In most instances, one or more on-treatment assessments are also necessary. As noted by Osoba,[11] the frequency and timing of these assessments will depend on the research question(s) being asked. If, for example, the goal is to determine whether chemotherapy improves quality of life in patients experiencing disease-related symptoms (eg, pain), on-treatment assessments should be conducted just before the start of subsequent chemotherapy cycles to reduce the likelihood that results will reflect short-term treatment side effects. In instances where multiple chemotherapy cycles are being administered, the nature of the research question being asked and the financial costs of data collection will determine whether on-treatment assessments are conducted after each cycle or at less frequent intervals.
Finally, there is the issue of off-treatment assessmentsthose conducted following the completion or cessation of treatment. Once again, the nature of the research question and issues of cost will be the primary factors determining the number and timing of these assessments. In studies of patients with advanced disease (and a poor prognosis for survival), it may be both desirable and feasible to follow patients until disease progression occurs or even until death.[11] Data collected during the off-treatment period would indicate if and for how long any of the observed on-treatment benefits to quality of life may have persisted.
Handling Missing Data
A third important methodologic issue to consider is the handling of missing data. This issue is of particular relevance to studies of quality of life end points.

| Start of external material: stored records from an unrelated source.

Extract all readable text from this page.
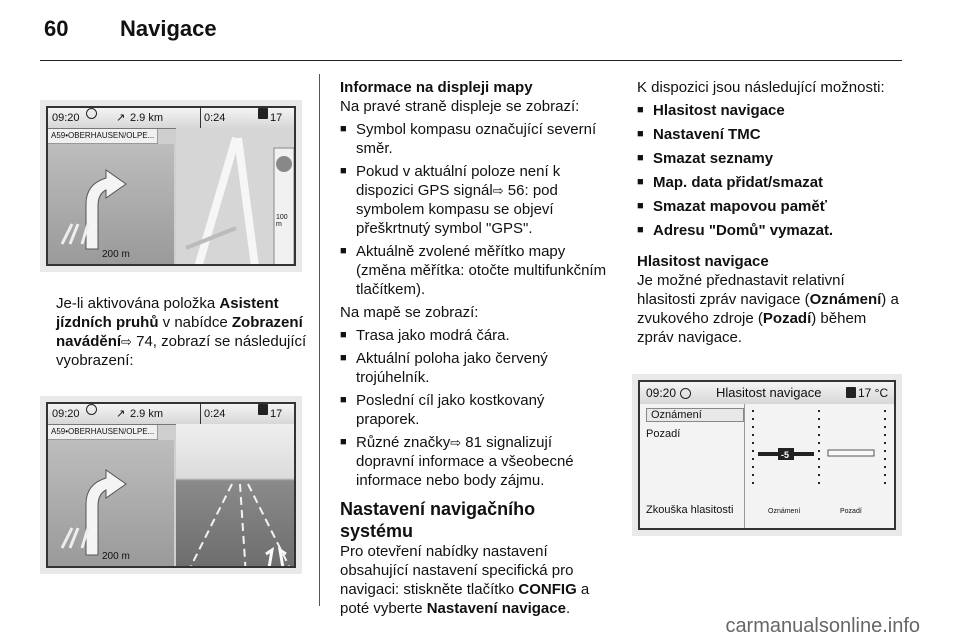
60 Navigace
09:20	↗ 2.9 km	0:24	17
200 m
A59•OBERHAUSEN/OLPE...
100 m

Je-li aktivována položka Asistent jízdních pruhů v nabídce Zobrazení navádění⇨ 74, zobrazí se následující vyobrazení:

09:20	↗ 2.9 km	0:24	17
200 m
A59•OBERHAUSEN/OLPE...

Informace na displeji mapy

Na pravé straně displeje se zobrazí:

■ Symbol kompasu označující severní směr.
■ Pokud v aktuální poloze není k dispozici GPS signál⇨ 56: pod symbolem kompasu se objeví přeškrtnutý symbol "GPS".
■ Aktuálně zvolené měřítko mapy (změna měřítka: otočte multifunkčním tlačítkem).

Na mapě se zobrazí:

■ Trasa jako modrá čára.
■ Aktuální poloha jako červený trojúhelník.
■ Poslední cíl jako kostkovaný praporek.
■ Různé značky⇨ 81 signalizují dopravní informace a všeobecné informace nebo body zájmu.

Nastavení navigačního systému

Pro otevření nabídky nastavení obsahující nastavení specifická pro navigaci: stiskněte tlačítko CONFIG a poté vyberte Nastavení navigace.

K dispozici jsou následující možnosti:

■ Hlasitost navigace
■ Nastavení TMC
■ Smazat seznamy
■ Map. data přidat/smazat
■ Smazat mapovou paměť
■ Adresu "Domů" vymazat.

Hlasitost navigace

Je možné přednastavit relativní hlasitosti zpráv navigace (Oznámení) a zvukového zdroje (Pozadí) během zpráv navigace.

09:20	Hlasitost navigace	17 °C
Oznámení
Pozadí
Zkouška hlasitosti
-5
Oznámení	Pozadí
carmanualsonline.info
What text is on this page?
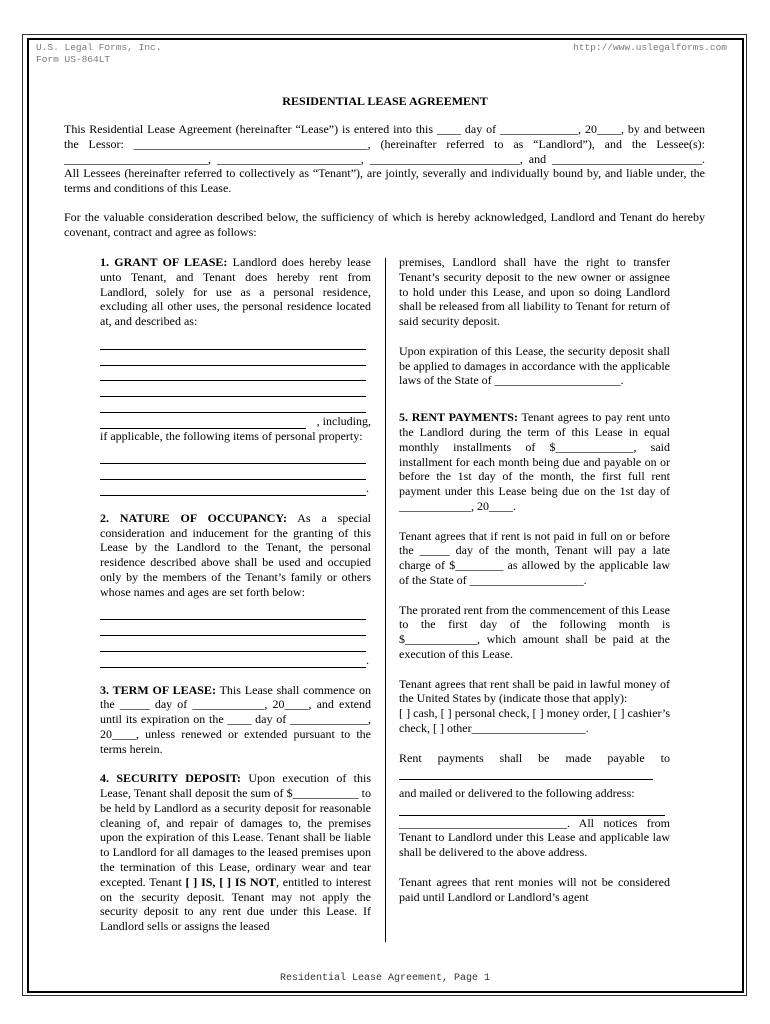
U.S. Legal Forms, Inc.
Form US-864LT
http://www.uslegalforms.com
RESIDENTIAL LEASE AGREEMENT
This Residential Lease Agreement (hereinafter “Lease”) is entered into this ____ day of _____________, 20____, by and between the Lessor: _______________________________________, (hereinafter referred to as “Landlord”), and the Lessee(s): ________________________, ________________________, _________________________, and _________________________. All Lessees (hereinafter referred to collectively as “Tenant”), are jointly, severally and individually bound by, and liable under, the terms and conditions of this Lease.
For the valuable consideration described below, the sufficiency of which is hereby acknowledged, Landlord and Tenant do hereby covenant, contract and agree as follows:
1. GRANT OF LEASE: Landlord does hereby lease unto Tenant, and Tenant does hereby rent from Landlord, solely for use as a personal residence, excluding all other uses, the personal residence located at, and described as:
, including,
if applicable, the following items of personal property:
.
2. NATURE OF OCCUPANCY: As a special consideration and inducement for the granting of this Lease by the Landlord to the Tenant, the personal residence described above shall be used and occupied only by the members of the Tenant’s family or others whose names and ages are set forth below:
.
3. TERM OF LEASE: This Lease shall commence on the _____ day of ____________, 20____, and extend until its expiration on the ____ day of _____________, 20____, unless renewed or extended pursuant to the terms herein.
4. SECURITY DEPOSIT: Upon execution of this Lease, Tenant shall deposit the sum of $___________ to be held by Landlord as a security deposit for reasonable cleaning of, and repair of damages to, the premises upon the expiration of this Lease. Tenant shall be liable to Landlord for all damages to the leased premises upon the termination of this Lease, ordinary wear and tear excepted. Tenant [ ] IS, [ ] IS NOT, entitled to interest on the security deposit. Tenant may not apply the security deposit to any rent due under this Lease. If Landlord sells or assigns the leased
premises, Landlord shall have the right to transfer Tenant’s security deposit to the new owner or assignee to hold under this Lease, and upon so doing Landlord shall be released from all liability to Tenant for return of said security deposit.
Upon expiration of this Lease, the security deposit shall be applied to damages in accordance with the applicable laws of the State of _____________________.
5. RENT PAYMENTS: Tenant agrees to pay rent unto the Landlord during the term of this Lease in equal monthly installments of $_____________, said installment for each month being due and payable on or before the 1st day of the month, the first full rent payment under this Lease being due on the 1st day of ____________, 20____.
Tenant agrees that if rent is not paid in full on or before the _____ day of the month, Tenant will pay a late charge of $________ as allowed by the applicable law of the State of ___________________.
The prorated rent from the commencement of this Lease to the first day of the following month is $____________, which amount shall be paid at the execution of this Lease.
Tenant agrees that rent shall be paid in lawful money of the United States by (indicate those that apply):
[ ] cash, [ ] personal check, [ ] money order, [ ] cashier’s check, [ ] other___________________.
Rent payments shall be made payable to
and mailed or delivered to the following address:
____________________________. All notices from Tenant to Landlord under this Lease and applicable law shall be delivered to the above address.
Tenant agrees that rent monies will not be considered paid until Landlord or Landlord’s agent
Residential Lease Agreement, Page 1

As Moinpour[12] has noted, "In the very setting where quality of life questions are most compelling, they are the most difficult to evaluate because the missing data mechanism is often dependent on the very outcome being assessedthe health status and quality of life of the patient." That is, patients who are experiencing negative health outcomes, such as treatment toxicity or progressive disease, are also most likely to have missing QOL data. Under these circumstances, analyses based only on available (nonmissing) data may lead to erroneous conclusions. For example, if QOL data are missing on a consistent basis due to treatment toxicity, the analysis of only nonmissing data is likely to lead to an overestimate of the actual QOL benefits of the agent under study.

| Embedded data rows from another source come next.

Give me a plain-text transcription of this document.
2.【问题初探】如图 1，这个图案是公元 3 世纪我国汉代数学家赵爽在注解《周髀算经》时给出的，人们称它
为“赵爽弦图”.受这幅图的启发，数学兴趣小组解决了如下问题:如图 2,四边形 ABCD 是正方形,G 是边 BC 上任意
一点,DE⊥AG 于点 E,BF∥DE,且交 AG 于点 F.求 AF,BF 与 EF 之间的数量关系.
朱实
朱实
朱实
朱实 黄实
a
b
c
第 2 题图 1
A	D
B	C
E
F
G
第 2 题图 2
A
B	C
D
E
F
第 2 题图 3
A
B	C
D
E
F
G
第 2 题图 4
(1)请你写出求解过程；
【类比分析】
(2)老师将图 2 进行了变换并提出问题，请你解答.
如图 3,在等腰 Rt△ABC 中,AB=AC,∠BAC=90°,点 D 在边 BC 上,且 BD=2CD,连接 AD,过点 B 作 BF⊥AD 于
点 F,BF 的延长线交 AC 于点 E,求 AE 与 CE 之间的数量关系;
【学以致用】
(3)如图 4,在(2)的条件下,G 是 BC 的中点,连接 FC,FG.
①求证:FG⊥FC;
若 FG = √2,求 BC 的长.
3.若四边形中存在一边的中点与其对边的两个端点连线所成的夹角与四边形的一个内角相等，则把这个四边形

At present, there is no consensus on the optimal method for dealing with nonrandom missing QOL data in clinical trials. As a general strategy, Fairclough and colleagues[13] suggest that two questions be considered in attempting to evaluate the impact of missing data. First, why are the data missing? If data are missing for reasons related to treatment toxicity or disease progression, then the missing data mechanism is "nonignorable" and statistical models appropriate for this situation should be explored. Second, how sensitive are the study results to different assumptions about the missing data mechanism? In the absence of a consensus on the "best" approach, sensitivity analyses are recommended to examine the effects of several different methods of handling missing data. Readers interested in learning about these methods may wish to consult a special issue of Statistics in Medicine (volume 17, numbers 5-7, 1998) devoted specifically to the topic of missing QOL data in oncology clinical trials.